U.S. Housing Sector
New home sales reached historic lows in 2011, according to figures released by the Commerce Department. REUTERS

Sales of new single-family homes dropped in December for the first time in four months, making 2011 the slowest year on record for builders, according to figures released Thursday by the Commerce Department.

The median sales price of new homes fell to $210,000, the biggest drop in four months, and a 12.8 percent drop from December 2010.

Sales of single-family properties fell to a seasonally adjusted rate of 307,000, a 7 percent drop from the December 2010 estimate of 331,000. It marks the lowest level for the construction industry since 1963, when new home sales were first formally tracked.

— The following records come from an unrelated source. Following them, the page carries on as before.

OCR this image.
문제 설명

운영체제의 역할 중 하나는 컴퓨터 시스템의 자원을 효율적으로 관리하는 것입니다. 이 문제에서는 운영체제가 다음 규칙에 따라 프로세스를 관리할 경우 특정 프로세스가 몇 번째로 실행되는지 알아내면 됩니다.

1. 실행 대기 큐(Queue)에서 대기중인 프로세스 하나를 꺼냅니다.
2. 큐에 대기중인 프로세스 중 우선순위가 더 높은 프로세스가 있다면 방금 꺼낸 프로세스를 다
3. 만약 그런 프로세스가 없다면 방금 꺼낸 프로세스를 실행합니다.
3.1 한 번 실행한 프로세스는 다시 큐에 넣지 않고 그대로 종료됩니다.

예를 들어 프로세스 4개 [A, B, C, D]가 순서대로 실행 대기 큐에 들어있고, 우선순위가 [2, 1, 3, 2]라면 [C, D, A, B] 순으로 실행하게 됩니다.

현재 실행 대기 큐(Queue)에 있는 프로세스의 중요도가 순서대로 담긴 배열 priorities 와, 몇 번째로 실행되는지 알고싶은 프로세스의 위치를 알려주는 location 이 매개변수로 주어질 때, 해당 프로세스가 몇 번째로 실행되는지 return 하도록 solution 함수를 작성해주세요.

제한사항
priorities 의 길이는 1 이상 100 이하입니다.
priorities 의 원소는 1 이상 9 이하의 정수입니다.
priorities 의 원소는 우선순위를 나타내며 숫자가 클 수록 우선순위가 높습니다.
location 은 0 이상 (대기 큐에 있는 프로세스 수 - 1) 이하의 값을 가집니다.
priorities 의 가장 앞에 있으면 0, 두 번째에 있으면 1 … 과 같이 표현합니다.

Sales in the Northeast and West reached an historic bottom, while purchases in the South were at their lowest since 1966.

Figures for November 2011 sales were also revised down by 1,000 to 314,000.

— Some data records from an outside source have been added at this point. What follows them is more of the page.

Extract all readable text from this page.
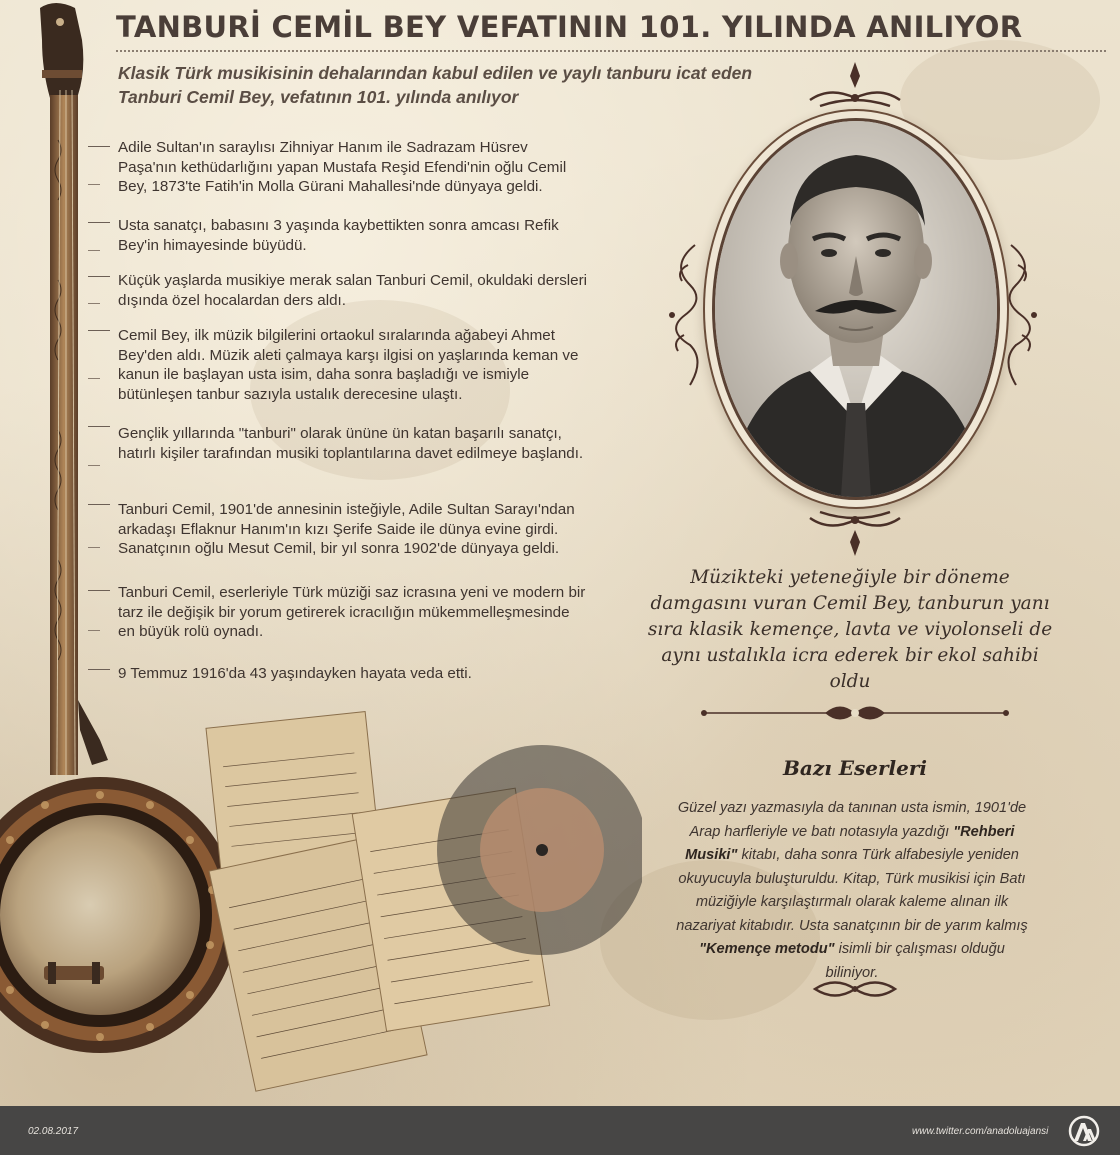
TANBURİ CEMİL BEY VEFATININ 101. YILINDA ANILIYOR
Klasik Türk musikisinin dehalarından kabul edilen ve yaylı tanburu icat eden Tanburi Cemil Bey, vefatının 101. yılında anılıyor
Adile Sultan'ın saraylısı Zihniyar Hanım ile Sadrazam Hüsrev Paşa'nın kethüdarlığını yapan Mustafa Reşid Efendi'nin oğlu Cemil Bey, 1873'te Fatih'in Molla Gürani Mahallesi'nde dünyaya geldi.
Usta sanatçı, babasını 3 yaşında kaybettikten sonra amcası Refik Bey'in himayesinde büyüdü.
Küçük yaşlarda musikiye merak salan Tanburi Cemil, okuldaki dersleri dışında özel hocalardan ders aldı.
Cemil Bey, ilk müzik bilgilerini ortaokul sıralarında ağabeyi Ahmet Bey'den aldı. Müzik aleti çalmaya karşı ilgisi on yaşlarında keman ve kanun ile başlayan usta isim, daha sonra başladığı ve ismiyle bütünleşen tanbur sazıyla ustalık derecesine ulaştı.
Gençlik yıllarında "tanburi" olarak ününe ün katan başarılı sanatçı, hatırlı kişiler tarafından musiki toplantılarına davet edilmeye başlandı.
Tanburi Cemil, 1901'de annesinin isteğiyle, Adile Sultan Sarayı'ndan arkadaşı Eflaknur Hanım'ın kızı Şerife Saide ile dünya evine girdi. Sanatçının oğlu Mesut Cemil, bir yıl sonra 1902'de dünyaya geldi.
Tanburi Cemil, eserleriyle Türk müziği saz icrasına yeni ve modern bir tarz ile değişik bir yorum getirerek icracılığın mükemmelleşmesinde en büyük rolü oynadı.
9 Temmuz 1916'da 43 yaşındayken hayata veda etti.
Müzikteki yeteneğiyle bir döneme damgasını vuran Cemil Bey, tanburun yanı sıra klasik kemençe, lavta ve viyolonseli de aynı ustalıkla icra ederek bir ekol sahibi oldu
Bazı Eserleri
Güzel yazı yazmasıyla da tanınan usta ismin, 1901'de Arap harfleriyle ve batı notasıyla yazdığı "Rehberi Musiki" kitabı, daha sonra Türk alfabesiyle yeniden okuyucuyla buluşturuldu. Kitap, Türk musikisi için Batı müziğiyle karşılaştırmalı olarak kaleme alınan ilk nazariyat kitabıdır. Usta sanatçının bir de yarım kalmış "Kemençe metodu" isimli bir çalışması olduğu biliniyor.
02.08.2017	www.twitter.com/anadoluajansi
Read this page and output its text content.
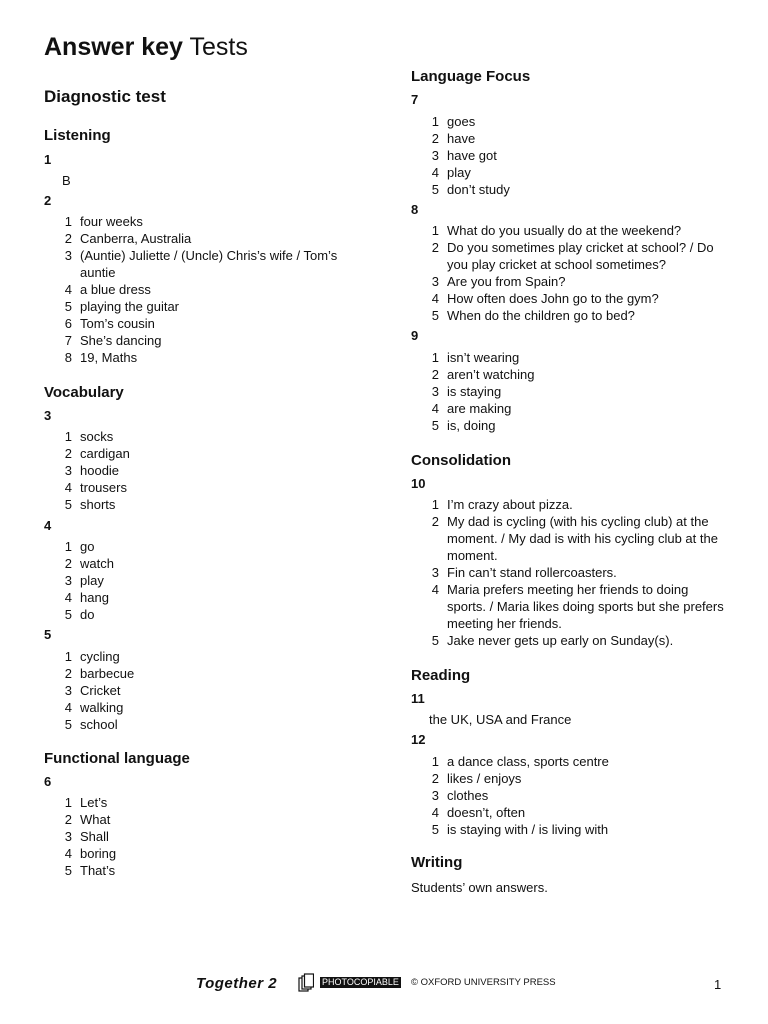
Answer key Tests
Diagnostic test
Listening
1
B
2
1 four weeks
2 Canberra, Australia
3 (Auntie) Juliette / (Uncle) Chris’s wife / Tom’s
auntie
4 a blue dress
5 playing the guitar
6 Tom’s cousin
7 She’s dancing
8 19, Maths
Vocabulary
3
1 socks
2 cardigan
3 hoodie
4 trousers
5 shorts
4
1 go
2 watch
3 play
4 hang
5 do
5
1 cycling
2 barbecue
3 Cricket
4 walking
5 school
Functional language
6
1 Let’s
2 What
3 Shall
4 boring
5 That’s
Language Focus
7
1 goes
2 have
3 have got
4 play
5 don’t study
8
1 What do you usually do at the weekend?
2 Do you sometimes play cricket at school? / Do
you play cricket at school sometimes?
3 Are you from Spain?
4 How often does John go to the gym?
5 When do the children go to bed?
9
1 isn’t wearing
2 aren’t watching
3 is staying
4 are making
5 is, doing
Consolidation
10
1 I’m crazy about pizza.
2 My dad is cycling (with his cycling club) at the
moment. / My dad is with his cycling club at the
moment.
3 Fin can’t stand rollercoasters.
4 Maria prefers meeting her friends to doing
sports. / Maria likes doing sports but she prefers
meeting her friends.
5 Jake never gets up early on Sunday(s).
Reading
11
the UK, USA and France
12
1 a dance class, sports centre
2 likes / enjoys
3 clothes
4 doesn’t, often
5 is staying with / is living with
Writing
Students’ own answers.
Together 2	PHOTOCOPIABLE © OXFORD UNIVERSITY PRESS	1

The numbers will continue to languish as a tight credit market and slumping employment constrict consumers, said Jonathan Miller, principal of Miller Samuel Real Estate Appraisers.

The state of credit on new construction has not eased and it has not expected to ease given the sluggish nature of the economic recovery outside the housing market, he said. It's like a see-saw. We're going to have this discussion for the next several years, bouncing along some low level activity. In and of itself it doesn't mean in anything, except it's not improving.

I can't imagine credit being any tighter than it is now and I can't see unemployment rising. We're at some sort of low point, he said.